The agency has kept Taylor in detention because of a felony burglary conviction to which he pleaded guilty as a teenager, and from which he was pardoned by the state of Georgia in 2010.
Taylor came to U.S. with medical visa
Born with severe disabilities to his legs and arms, Taylor, now 47, was brought from Liberia to the U.S. by his mother at age 2 under a medical visa, so he could receive treatment. The disabilities eventually led to his left leg being amputated above the knee and his right leg below the knee.
By the time of his arrest by ICE on Jan. 15, 2025, Taylor’s medical visa had long expired, though he had a valid work permit. He also had a pending application for a green card through his adult son, who is a U.S. citizen.
Since the beginning of his time in custody, Taylor’s lawyers and family members raised questions about ICE’s ability to safely detain people with serious disabilities. Among their grievances has been Taylor’s alleged inability to fully charge the prosthetics that help him walk, as well as his lack of access to the appropriate medicine to prevent chafing at one of the amputation areas.
Noem told McBath that she was unfamiliar with Taylor’s situation.
“I will certainly look into it and ensure that [the Stewart Detention Center] is held to the same standards as all as our federal detention standards, which are the highest in the nation,” Noem replied.
She also seemed to suggest, before being interrupted by McBath, that Taylor could be released from detention by accepting deportation.
McBath told Noem that she and 19 other House Democrats sent the secretary a letter last month laying out Taylor’s struggles inside Stewart.
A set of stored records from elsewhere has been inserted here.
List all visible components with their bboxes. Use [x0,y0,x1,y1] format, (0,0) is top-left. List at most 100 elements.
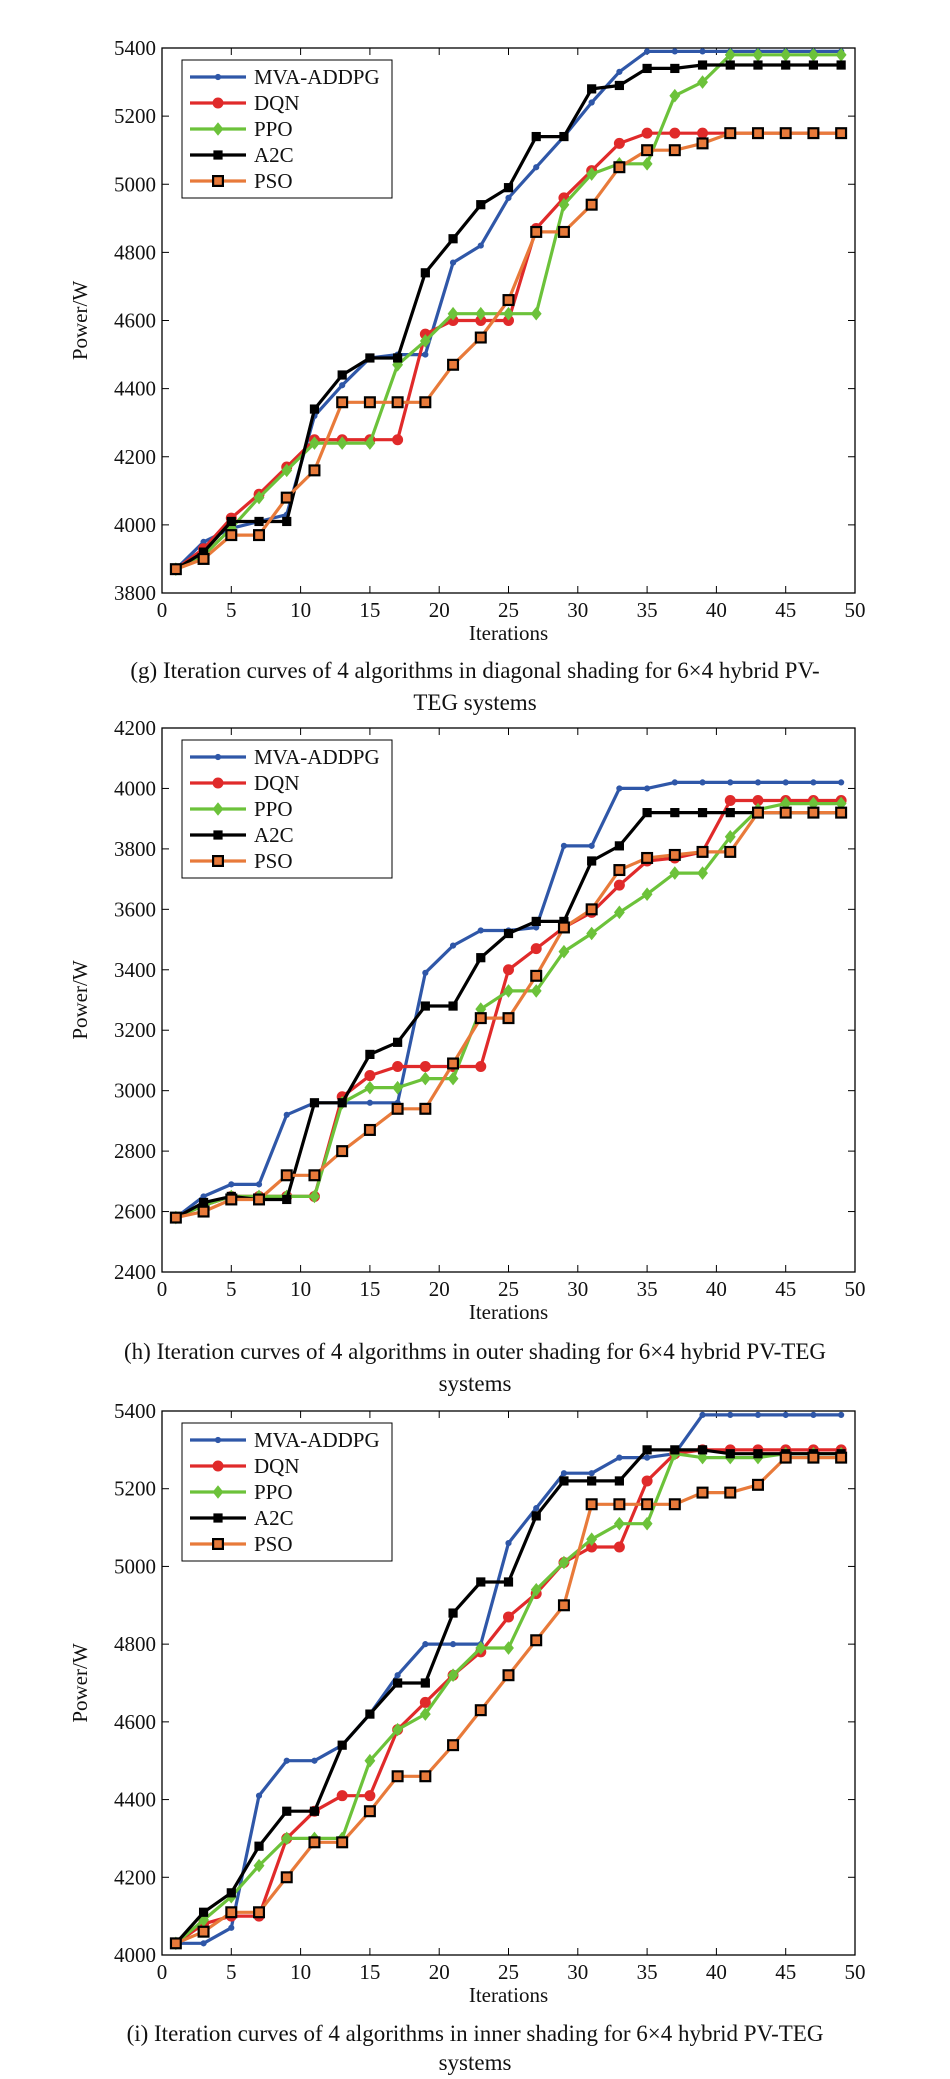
pso-marker-inner [366,1126,374,1134]
data-point-a2c [642,63,652,74]
pso-marker-inner [560,923,568,932]
y-tick-label: 5200 [114,1477,156,1501]
data-point-pso [308,1836,321,1849]
data-point-pso [585,903,598,916]
data-point-a2c [559,1476,569,1486]
data-point-mva-addpg [477,927,484,934]
data-point-ppo [475,306,487,321]
data-point-pso [502,294,515,307]
pso-marker-inner [255,1195,263,1204]
data-point-pso [253,529,266,542]
legend-label-ppo: PPO [254,117,293,141]
legend-label-pso: PSO [254,169,293,193]
pso-marker-inner [255,531,263,539]
data-point-a2c [226,516,236,527]
pso-marker-inner [615,163,624,172]
y-tick-label: 3000 [114,1079,156,1103]
pso-marker-inner [227,1195,236,1204]
data-point-ppo [697,75,708,89]
x-tick-label: 0 [157,598,168,622]
chart-g: 0 5 10 15 20 25 30 35 40 45 50 3800 4000 4200 4400 4600… [68,36,866,645]
data-point-a2c [587,84,597,94]
data-point-mva-addpg [449,259,457,266]
data-point-a2c [476,1577,486,1587]
y-tick-label: 4000 [114,513,156,537]
data-point-ppo [309,1189,320,1204]
pso-marker-inner [476,333,485,342]
data-point-pso [419,1770,432,1783]
data-point-ppo [530,1582,542,1597]
x-tick-label: 20 [429,1960,450,1984]
data-point-ppo [558,944,570,959]
x-axis-label: Iterations [469,1300,548,1324]
data-point-ppo [641,887,653,902]
data-point-pso [807,1451,820,1464]
data-point-ppo [613,1516,625,1531]
caption-h-line1: (h) Iteration curves of 4 algorithms in … [124,1339,826,1364]
x-tick-label: 40 [706,1960,727,1984]
pso-marker-inner [754,129,762,137]
data-point-ppo [336,436,348,450]
data-point-mva-addpg [616,785,623,792]
y-axis-label: Power/W [68,1643,92,1722]
x-tick-label: 20 [429,1277,450,1301]
pso-marker-inner [504,1671,513,1680]
data-point-mva-addpg [644,48,651,55]
pso-marker-inner [587,905,596,914]
data-point-mva-addpg [810,1411,817,1418]
data-point-a2c [642,1445,652,1455]
pso-marker-inner [532,972,541,980]
data-point-mva-addpg [616,68,623,75]
data-point-ppo [447,1071,459,1086]
data-point-pso [641,144,654,157]
data-point-mva-addpg [200,1940,207,1947]
data-point-pso [197,552,210,565]
legend-label-a2c: A2C [254,823,294,847]
pso-marker-inner [643,146,651,154]
x-tick-label: 25 [498,1277,519,1301]
pso-marker-inner [532,1636,541,1645]
data-point-a2c [337,370,347,380]
pso-marker-inner [698,848,707,856]
data-point-a2c [282,1194,292,1205]
pso-marker-inner [587,200,596,209]
data-point-mva-addpg [782,779,789,786]
data-point-mva-addpg [533,164,540,171]
data-point-pso [308,1169,321,1182]
pso-marker-inner [754,808,762,817]
data-point-pso [779,806,792,819]
data-point-mva-addpg [588,842,595,849]
data-point-a2c [393,1037,403,1047]
data-point-pso [474,1012,487,1025]
y-tick-label: 4600 [114,1710,156,1734]
data-point-pso [197,1205,210,1218]
pso-marker-inner [587,1500,596,1509]
data-point-a2c [420,268,430,278]
legend-label-pso: PSO [254,849,293,873]
x-tick-label: 30 [567,1960,588,1984]
x-tick-label: 10 [290,1960,311,1984]
pso-marker-inner [781,1453,790,1462]
legend-marker-mva-addpg [214,753,222,761]
legend-label-dqn: DQN [254,771,300,795]
data-point-a2c [531,131,541,142]
data-point-a2c [309,404,320,414]
data-point-mva-addpg [255,1792,263,1799]
x-tick-label: 30 [567,598,588,622]
y-tick-label: 4400 [114,377,156,401]
caption-g-line1: (g) Iteration curves of 4 algorithms in … [130,658,820,683]
data-point-ppo [281,463,293,478]
data-point-pso [253,1193,266,1206]
data-point-dqn [724,795,736,807]
data-point-ppo [364,1080,376,1095]
x-tick-label: 30 [567,1277,588,1301]
data-point-a2c [697,60,708,70]
data-point-a2c [337,1098,347,1108]
data-point-mva-addpg [671,779,678,786]
data-point-mva-addpg [283,1111,290,1118]
data-point-pso [447,1739,460,1752]
x-tick-label: 5 [226,598,237,622]
data-point-ppo [586,926,598,941]
data-point-a2c [587,856,597,866]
That letter mentioned some of Taylor’s more recent health complications, including high blood pressure and a diagnosis of bone spurs in his back, which cause severe pain.
Lawmakers also wrote that Taylor went six days without showering at Stewart because the facility lacked shower stools. When he was given a stool, Taylor had to allegedly crawl through a bathroom floor covered in feces and bodily fluids to reach it and be able to shower.
“It’s inhumane torture that no person should have to endure,” McBath said.
State lawmakers are also sounding the alarm over Taylor’s treatment.
On Tuesday, 13 Democratic members of the Georgia Legislature sent a letter to Noem, along with leaders at ICE and Stewart, to advocate for Taylor’s release.
“Stewart Detention is not a hospital and cannot provide Mr. Taylor the required and needed medical attention to avoid further injury or a life-threatening medical emergency,” they wrote.